Ainsi, dans cette œuvre de Wolf Kahlen, on est prié non seulement d'assister, mais aussi de participer, à la transsubtantiation du corps de l'artiste qui, tel un Christ martyr de l'internet, meurt et ressuscite métaphoriquement, grâce aux clics des usagers, comme autant de prières ou de vœux qui, entendus et exaucés, aideraient le pénitent à arriver au ciel.

La référence religieuse s'impose d'elle-même (le commentaire publié dans Rhizome parle avec raison de «mort rituelle» pour qualifier cette œuvre). Ainsi, la photo de l'artiste le représente à mi-corps et de face, les bras le long du corps, rappelant par exemple (entre autres figures de gisants) l'image mystérieuse imprimée sur le Saint-Suaire de Turin. Le monde du Web serait-il donc semblable au paradis? Il semble certes porteur de promesses de vie éternelle, ou du moins d'un certain prolongement de la vie après la mort - la mort du corps réel étant niée jusqu'à un certain point par la persistance du corps virtuel.

Mais il ne faut pas oublier non plus que l'image du corps de l'artiste ainsi offerte à la manipulation, à la consommation et par là à une transsubstantiation quasi-religieuse, date de 1969. Il y a donc aussi ici présente, dans cette offrande d'une image de soi - et partant, du moi de l'artiste («My Self», répète Kahlen dans sa présentation), une recréation de la dégradation inévitable du corps humain au cours d'une période de plus de trente années (et le titre de l'œuvre, 1969 Selbst-los / Self-less 2000, où les dates (d'origine et de…fin? temporaire), sont soigneusement mentionnées, marque bien cet écoulement inéluctable du temps qui passe, pour chacun et pour tous). Mais en même temps se profile dans cette œuvre la tentative humaine, trop humaine, celle-là, de chercher à dépasser et à déjouer cette déperdition pourtant inévitable du corps et pire, de celle du moi qui l'accompagne dans la vieillesse et la mort, en s'inventant un autre corps, un corps de pixels, un corps de lumière. Ce qui est remarquable ici est que cette invention n'est pas une entreprise solitaire. Au contraire, elle a besoin, et exige, le concours des autres, d'une communauté d'internautes et d'amateurs d'art qui chacun en échange pourront emporter avec eux une œuvre à chaque fois unique et personnelle certes, témoignage de leur contribution, mais aussi une œuvre qui n'appartient quand même à personne parce qu'elle participe et n'est qu'un état de l'œuvre virtuelle qui demeure celle de tous.
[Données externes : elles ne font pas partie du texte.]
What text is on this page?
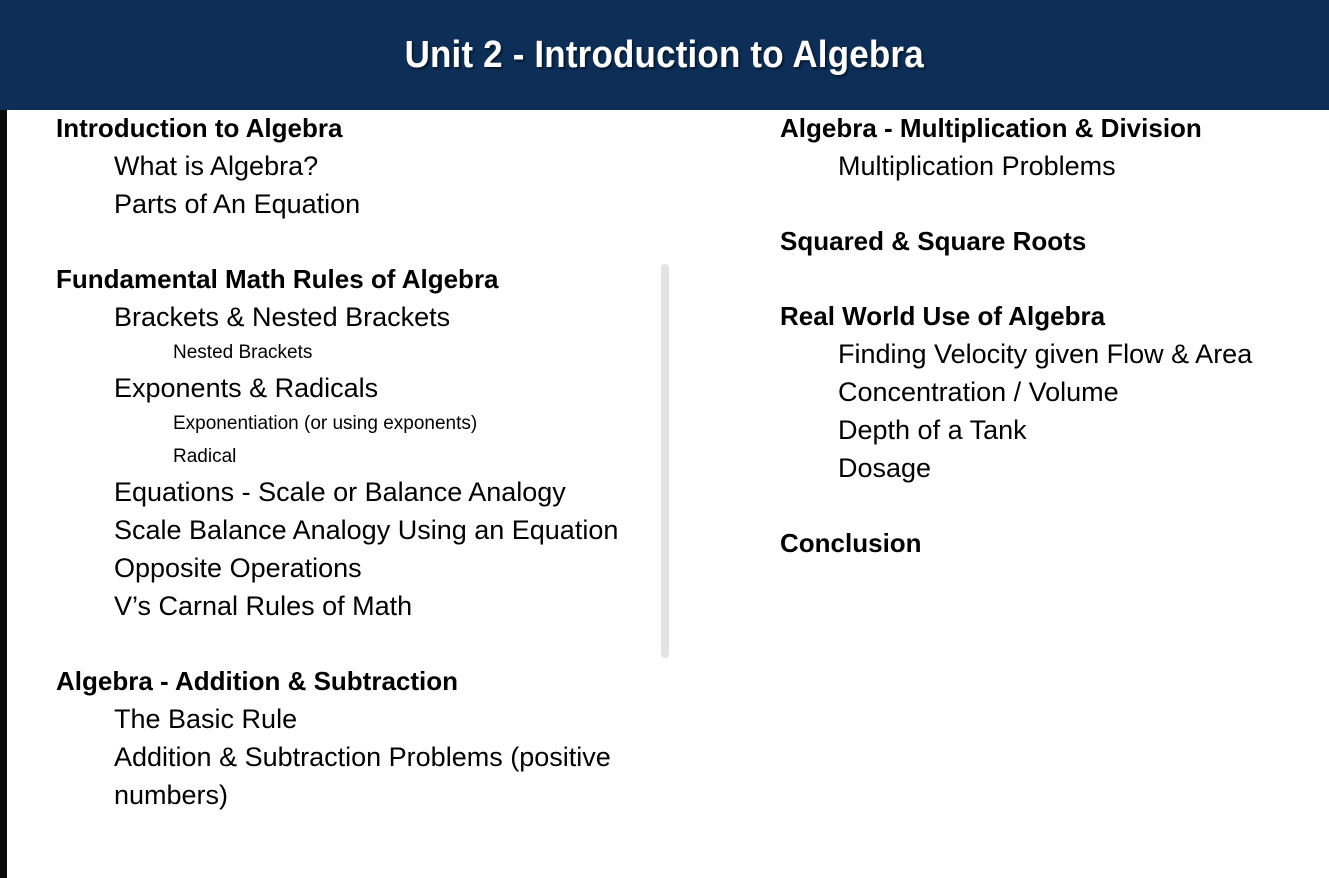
Unit 2 - Introduction to Algebra
Introduction to Algebra
What is Algebra?
Parts of An Equation
Fundamental Math Rules of Algebra
Brackets & Nested Brackets
Nested Brackets
Exponents & Radicals
Exponentiation (or using exponents)
Radical
Equations - Scale or Balance Analogy
Scale Balance Analogy Using an Equation
Opposite Operations
V’s Carnal Rules of Math
Algebra - Addition & Subtraction
The Basic Rule
Addition & Subtraction Problems (positive numbers)
Algebra - Multiplication & Division
Multiplication Problems
Squared & Square Roots
Real World Use of Algebra
Finding Velocity given Flow & Area
Concentration / Volume
Depth of a Tank
Dosage
Conclusion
Ainsi Wolf Kahlen avec cette œuvre nous apparaît non seulement comme un «passionné» (au sens littéral, si l'on peut se permettre, de l'objet d'une passion quasi-religieuse), mais prend également des airs de prophète et de réformateur face à une institution qui, telle une église trop encroûtée dans ses traditions, a bien besoin d'une remise en question, à savoir l'institution du monde de l'art. Et le Web semble bien le médium qui convient pour y parvenir : en effet, par son truchement, Wolf Kahlen produit des œuvres virtuelles, ponctuelles, aléatoires, communautaires et non-marchandables, et ce faisant, il fait en même temps son salut, son saut dans l'immortalité, dans la persistance des pixels qui recréent sans cesse son image, comme humain et comme artiste. C'est en ce sens que «1969 Selbst-los / Self-less 2000» de Wolf Kahlen constitue donc bien une entreprise, non seulement esthétique et conceptuelle, mais encore authentiquement éthique.